Deep reinforcement learning (DRL) has recently been adopted in a wide range of physics and engineering domains for its ability to solve decision-making problems that were previously out of reach due to a combination of non-linearity and high dimensionality. In the last few years, it has spread in the field of computational mechanics, and particularly in fluid dynamics, with recent applications in flow control and shape optimization. In this work, we conduct a detailed review of existing DRL applications to fluid mechanics problems. In addition, we present recent results that further illustrate the potential of DRL in Fluid Mechanics. The coupling methods used in each case are covered, detailing their advantages and limitations. Our review also focuses on the comparison with classical methods for optimal control and optimization. Finally, several test cases are described that illustrate recent progress made in this field. The goal of this publication is to provide an understanding of DRL capabilities along with state-of-the-art applications in fluid dynamics to researchers wishing to address new problems with these methods.

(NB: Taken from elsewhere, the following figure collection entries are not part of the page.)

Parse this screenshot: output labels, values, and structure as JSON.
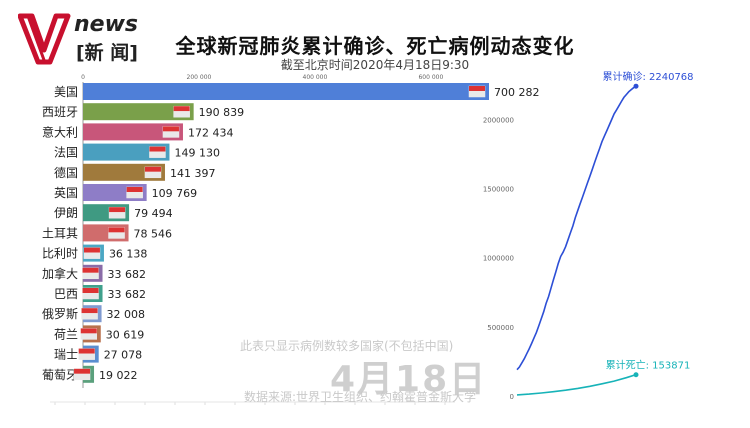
{
  "header": {
    "logo_text": "news",
    "logo_sub": "[新 闻]",
    "title": "全球新冠肺炎累计确诊、死亡病例动态变化",
    "subtitle": "截至北京时间2020年4月18日9:30"
  },
  "overlay": {
    "note": "此表只显示病例数较多国家(不包括中国)",
    "date": "4月18日",
    "source": "数据来源:世界卫生组织、约翰霍普金斯大学"
  },
  "colors": {
    "brand": "#c8102e",
    "confirmed_line": "#2d4fd6",
    "deaths_line": "#17b3b8"
  },
  "chart_data": [
    {
      "type": "bar",
      "orientation": "horizontal",
      "x_ticks": [
        "0",
        "200 000",
        "400 000",
        "600 000"
      ],
      "xlim": [
        0,
        800000
      ],
      "categories": [
        "美国",
        "西班牙",
        "意大利",
        "法国",
        "德国",
        "英国",
        "伊朗",
        "土耳其",
        "比利时",
        "加拿大",
        "巴西",
        "俄罗斯",
        "荷兰",
        "瑞士",
        "葡萄牙"
      ],
      "values": [
        700282,
        190839,
        172434,
        149130,
        141397,
        109769,
        79494,
        78546,
        36138,
        33682,
        33682,
        32008,
        30619,
        27078,
        19022
      ],
      "value_labels": [
        "700 282",
        "190 839",
        "172 434",
        "149 130",
        "141 397",
        "109 769",
        "79 494",
        "78 546",
        "36 138",
        "33 682",
        "33 682",
        "32 008",
        "30 619",
        "27 078",
        "19 022"
      ],
      "bar_colors": [
        "#4f7fd8",
        "#7aa04a",
        "#c8567a",
        "#4a9fbf",
        "#a07a3c",
        "#8e7dc7",
        "#3f9a82",
        "#d06c6c",
        "#4ba7c4",
        "#8a6ca8",
        "#3fa08c",
        "#7f9ad0",
        "#b8704c",
        "#5a8ed0",
        "#5aa07c"
      ],
      "flag_icons": [
        "us-flag-icon",
        "es-flag-icon",
        "it-flag-icon",
        "fr-flag-icon",
        "de-flag-icon",
        "gb-flag-icon",
        "ir-flag-icon",
        "tr-flag-icon",
        "be-flag-icon",
        "ca-flag-icon",
        "br-flag-icon",
        "ru-flag-icon",
        "nl-flag-icon",
        "ch-flag-icon",
        "pt-flag-icon"
      ]
    },
    {
      "type": "line",
      "y_ticks": [
        "0",
        "500000",
        "1000000",
        "1500000",
        "2000000"
      ],
      "ylim": [
        0,
        2300000
      ],
      "grid": false,
      "series": [
        {
          "name": "累计确诊",
          "end_label": "累计确诊: 2240768",
          "x": [
            0,
            1,
            2,
            3,
            4,
            5,
            6,
            7,
            8,
            9,
            10,
            11,
            12,
            13,
            14,
            15,
            16,
            17,
            18,
            19,
            20,
            21,
            22,
            23,
            24,
            25,
            26,
            27,
            28,
            29,
            30,
            31,
            32,
            33,
            34,
            35,
            36,
            37,
            38,
            39,
            40,
            41,
            42,
            43,
            44,
            45,
            46,
            47,
            48,
            49
          ],
          "values": [
            190000,
            210000,
            240000,
            270000,
            305000,
            340000,
            380000,
            420000,
            460000,
            510000,
            560000,
            610000,
            670000,
            720000,
            780000,
            840000,
            900000,
            960000,
            1010000,
            1040000,
            1080000,
            1130000,
            1180000,
            1230000,
            1290000,
            1340000,
            1390000,
            1440000,
            1490000,
            1540000,
            1590000,
            1640000,
            1690000,
            1740000,
            1790000,
            1840000,
            1880000,
            1920000,
            1960000,
            2000000,
            2040000,
            2070000,
            2100000,
            2130000,
            2160000,
            2180000,
            2200000,
            2215000,
            2230000,
            2240768
          ]
        },
        {
          "name": "累计死亡",
          "end_label": "累计死亡: 153871",
          "x": [
            0,
            5,
            10,
            15,
            20,
            25,
            30,
            35,
            40,
            45,
            49
          ],
          "values": [
            8000,
            14000,
            22000,
            31000,
            42000,
            55000,
            70000,
            88000,
            108000,
            132000,
            153871
          ]
        }
      ]
    }
  ]
}
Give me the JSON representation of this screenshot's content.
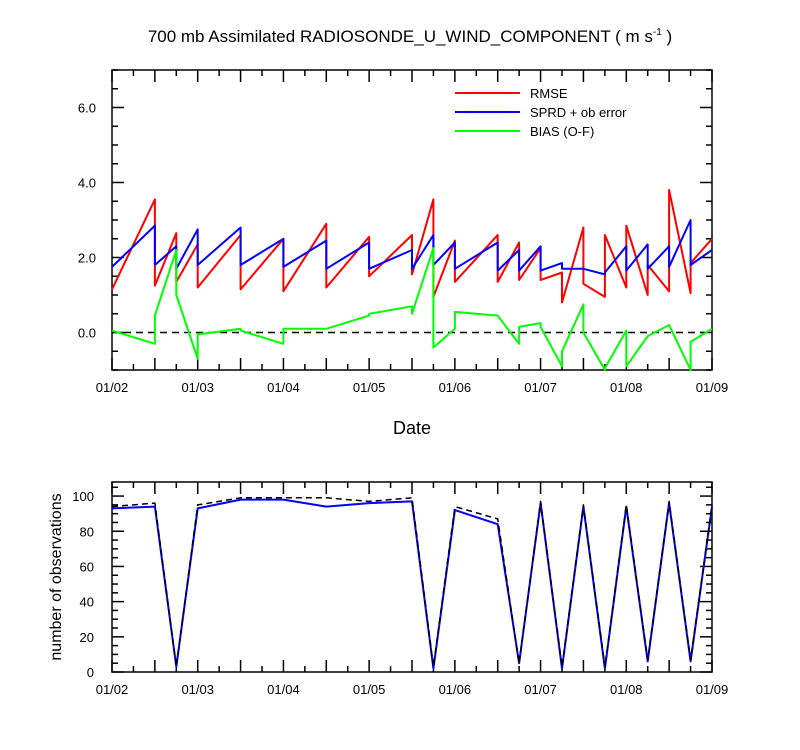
{
  "chart_data": [
    {
      "type": "line",
      "title_main": "700 mb Assimilated RADIOSONDE_U_WIND_COMPONENT ( m s",
      "title_sup": "-1",
      "title_end": " )",
      "xlabel": "Date",
      "ylabel": "",
      "x_range": [
        0,
        7
      ],
      "ylim": [
        -1.0,
        7.0
      ],
      "y_ticks": [
        0.0,
        2.0,
        4.0,
        6.0
      ],
      "y_tick_labels": [
        "0.0",
        "2.0",
        "4.0",
        "6.0"
      ],
      "x_ticks": [
        0,
        1,
        2,
        3,
        4,
        5,
        6,
        7
      ],
      "x_tick_labels": [
        "01/02",
        "01/03",
        "01/04",
        "01/05",
        "01/06",
        "01/07",
        "01/08",
        "01/09"
      ],
      "reference_line": 0.0,
      "legend": [
        "RMSE",
        "SPRD + ob error",
        "BIAS (O-F)"
      ],
      "series": [
        {
          "name": "RMSE",
          "color": "#ff0000",
          "x": [
            0,
            0.5,
            0.5,
            0.75,
            0.75,
            1,
            1,
            1.5,
            1.5,
            2,
            2,
            2.5,
            2.5,
            3,
            3,
            3.5,
            3.5,
            3.75,
            3.75,
            4,
            4,
            4.5,
            4.5,
            4.75,
            4.75,
            5,
            5,
            5.25,
            5.25,
            5.5,
            5.5,
            5.75,
            5.75,
            6,
            6,
            6.25,
            6.25,
            6.5,
            6.5,
            6.75,
            6.75,
            7
          ],
          "values": [
            1.15,
            3.55,
            1.25,
            2.65,
            1.35,
            2.35,
            1.2,
            2.6,
            1.15,
            2.5,
            1.1,
            2.9,
            1.2,
            2.55,
            1.5,
            2.6,
            1.55,
            3.55,
            0.95,
            2.45,
            1.35,
            2.6,
            1.35,
            2.4,
            1.4,
            2.25,
            1.4,
            1.6,
            0.8,
            2.8,
            1.3,
            0.95,
            2.6,
            1.2,
            2.85,
            1.0,
            1.8,
            1.1,
            3.8,
            1.05,
            1.85,
            2.5
          ]
        },
        {
          "name": "SPRD + ob error",
          "color": "#0000ff",
          "x": [
            0,
            0.5,
            0.5,
            0.75,
            0.75,
            1,
            1,
            1.5,
            1.5,
            2,
            2,
            2.5,
            2.5,
            3,
            3,
            3.5,
            3.5,
            3.75,
            3.75,
            4,
            4,
            4.5,
            4.5,
            4.75,
            4.75,
            5,
            5,
            5.25,
            5.25,
            5.5,
            5.5,
            5.75,
            5.75,
            6,
            6,
            6.25,
            6.25,
            6.5,
            6.5,
            6.75,
            6.75,
            7
          ],
          "values": [
            1.75,
            2.85,
            1.8,
            2.3,
            1.7,
            2.75,
            1.8,
            2.8,
            1.8,
            2.5,
            1.75,
            2.45,
            1.7,
            2.4,
            1.7,
            2.2,
            1.7,
            2.6,
            1.8,
            2.4,
            1.7,
            2.4,
            1.65,
            2.2,
            1.65,
            2.3,
            1.65,
            1.85,
            1.7,
            1.7,
            1.7,
            1.55,
            1.6,
            2.3,
            1.65,
            2.35,
            1.7,
            2.3,
            1.75,
            3.0,
            1.8,
            2.2
          ]
        },
        {
          "name": "BIAS (O-F)",
          "color": "#00ff00",
          "x": [
            0,
            0.5,
            0.5,
            0.75,
            0.75,
            1,
            1,
            1.5,
            1.5,
            2,
            2,
            2.5,
            2.5,
            3,
            3,
            3.5,
            3.5,
            3.75,
            3.75,
            4,
            4,
            4.5,
            4.5,
            4.75,
            4.75,
            5,
            5,
            5.25,
            5.25,
            5.5,
            5.5,
            5.75,
            5.75,
            6,
            6,
            6.25,
            6.25,
            6.5,
            6.5,
            6.75,
            6.75,
            7
          ],
          "values": [
            0.05,
            -0.3,
            0.45,
            2.2,
            1.0,
            -0.7,
            -0.05,
            0.1,
            0.05,
            -0.3,
            0.1,
            0.1,
            0.1,
            0.45,
            0.5,
            0.7,
            0.5,
            2.25,
            -0.4,
            0.1,
            0.55,
            0.45,
            0.45,
            -0.3,
            0.15,
            0.25,
            0.15,
            -0.9,
            -0.5,
            0.75,
            0.0,
            -1.0,
            -0.95,
            0.05,
            -0.9,
            -0.1,
            -0.1,
            0.2,
            0.2,
            -1.05,
            -0.25,
            0.1
          ]
        }
      ]
    },
    {
      "type": "line",
      "title": "",
      "xlabel": "",
      "ylabel": "number of observations",
      "x_range": [
        0,
        7
      ],
      "ylim": [
        0,
        108
      ],
      "y_ticks": [
        0,
        20,
        40,
        60,
        80,
        100
      ],
      "y_tick_labels": [
        "0",
        "20",
        "40",
        "60",
        "80",
        "100"
      ],
      "x_ticks": [
        0,
        1,
        2,
        3,
        4,
        5,
        6,
        7
      ],
      "x_tick_labels": [
        "01/02",
        "01/03",
        "01/04",
        "01/05",
        "01/06",
        "01/07",
        "01/08",
        "01/09"
      ],
      "series": [
        {
          "name": "observations (dashed)",
          "color": "#000000",
          "dashed": true,
          "x": [
            0,
            0.5,
            0.75,
            1,
            1.5,
            2,
            2.5,
            3,
            3.5,
            3.75,
            4,
            4.5,
            4.75,
            5,
            5.25,
            5.5,
            5.75,
            6,
            6.25,
            6.5,
            6.75,
            7
          ],
          "values": [
            94,
            96,
            3,
            95,
            99,
            99,
            99,
            97,
            99,
            3,
            94,
            87,
            5,
            97,
            3,
            95,
            3,
            95,
            7,
            97,
            7,
            95
          ]
        },
        {
          "name": "observations (solid)",
          "color": "#0000ff",
          "dashed": false,
          "x": [
            0,
            0.5,
            0.75,
            1,
            1.5,
            2,
            2.5,
            3,
            3.5,
            3.75,
            4,
            4.5,
            4.75,
            5,
            5.25,
            5.5,
            5.75,
            6,
            6.25,
            6.5,
            6.75,
            7
          ],
          "values": [
            93,
            94,
            3,
            93,
            98,
            98,
            94,
            96,
            97,
            2,
            92,
            84,
            5,
            96,
            2,
            94,
            2,
            94,
            6,
            96,
            6,
            94
          ]
        }
      ]
    }
  ]
}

深度强化学习（DRL）最近已经在物理和工程领域广泛采用，因为它能够解决由于非线性和高维相结合而无法解决的决策问题。在过去的几年中，它已经在计算力学领域，尤其是在流体动力学领域得到了扩展，最近在流量控制和形状优化中得到了应用。在这项工作中，我们对现有的DRL应用程序解决流体力学问题进行了详细的审查。此外，我们提供了最近的结果，这些结果进一步说明了DRL在流体力学中的潜力。涵盖了每种情况下使用的耦合方法，详细说明了它们的优点和局限性。我们的审查还着重于与经典方法的比较，以实现最佳控制和优化。最后，描述了几个测试案例，这些案例说明了该领域的最新进展。该出版物的目的是为希望解决这些方法新问题的研究人员提供DRL功能以及流体动力学的最新应用的理解。